For years, Florida lawmakers have floated proposals to steer school district property taxes to charter schools. Those measures have never reached the governor’s desk. They tend to get bogged down in lobbying slugfests between charters, which clamor for equitable funding, and districts, which argue they can’t afford to share limited local revenue.
At first, this year’s debate in the Florida House seemed no different. That changed this morning in the Appropriations Committee.
The only person who addressed HB 5103 was charter school advocate who had concerns.
The measure requiring districts to share property taxes would nearly double funding for charter school facilities statewide, from $75 million to an estimated $147.9 million. But Chris Moya, a lobbyist representing Charter Schools USA, said some charter schools might actually receive less funding under the proposal. That’s because district property tax revenue that’s committed to debt service would be exempt from the sharing requirement. In some districts (Moya specifically cited Polk County), all or most of the property tax revenue earmarked for capital expenses is tied up paying off construction bonds, leaving little or none for charters.

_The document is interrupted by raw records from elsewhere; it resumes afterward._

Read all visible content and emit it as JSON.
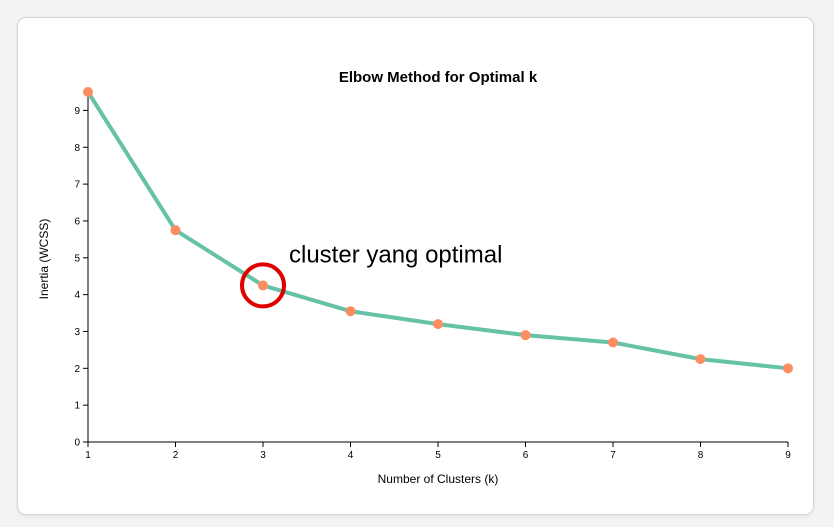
{
  "colors": {
    "line": "#66c2a5",
    "point": "#fc8d62",
    "highlight": "#e00000",
    "axis": "#000000"
  },
  "chart_data": {
    "type": "line",
    "title": "Elbow Method for Optimal k",
    "xlabel": "Number of Clusters (k)",
    "ylabel": "Inertia (WCSS)",
    "x": [
      1,
      2,
      3,
      4,
      5,
      6,
      7,
      8,
      9
    ],
    "series": [
      {
        "values": [
          9.5,
          5.75,
          4.25,
          3.55,
          3.2,
          2.9,
          2.7,
          2.25,
          2.0
        ]
      }
    ],
    "xlim": [
      1,
      9
    ],
    "ylim": [
      0,
      9.5
    ],
    "xticks": [
      "1",
      "2",
      "3",
      "4",
      "5",
      "6",
      "7",
      "8",
      "9"
    ],
    "yticks": [
      "0",
      "1",
      "2",
      "3",
      "4",
      "5",
      "6",
      "7",
      "8",
      "9"
    ],
    "grid": false,
    "annotation": {
      "text": "cluster yang optimal",
      "x": 3,
      "y": 4.25
    }
  }
}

He also had concerns about a change made last year, which changed the formula for charter school facilities funding. The law shifts more funding to charter schools where more than 75 percent of students are low-income, or more than 25 percent have special needs. The new House bill would keep that policy intact.
Moya argued funding shouldn’t be based on the concentration of students with certain characteristics who attend a particular school. Instead, he said, funding should follow individual children, based on each child’s needs.
“Stop thinking about funding institutions or districts or even schools, and really think about funding the student,” he told lawmakers.
The measure cleared the committee, and is set for a vote on the House floor. Details will still need to be hashed out in talks with the Senate.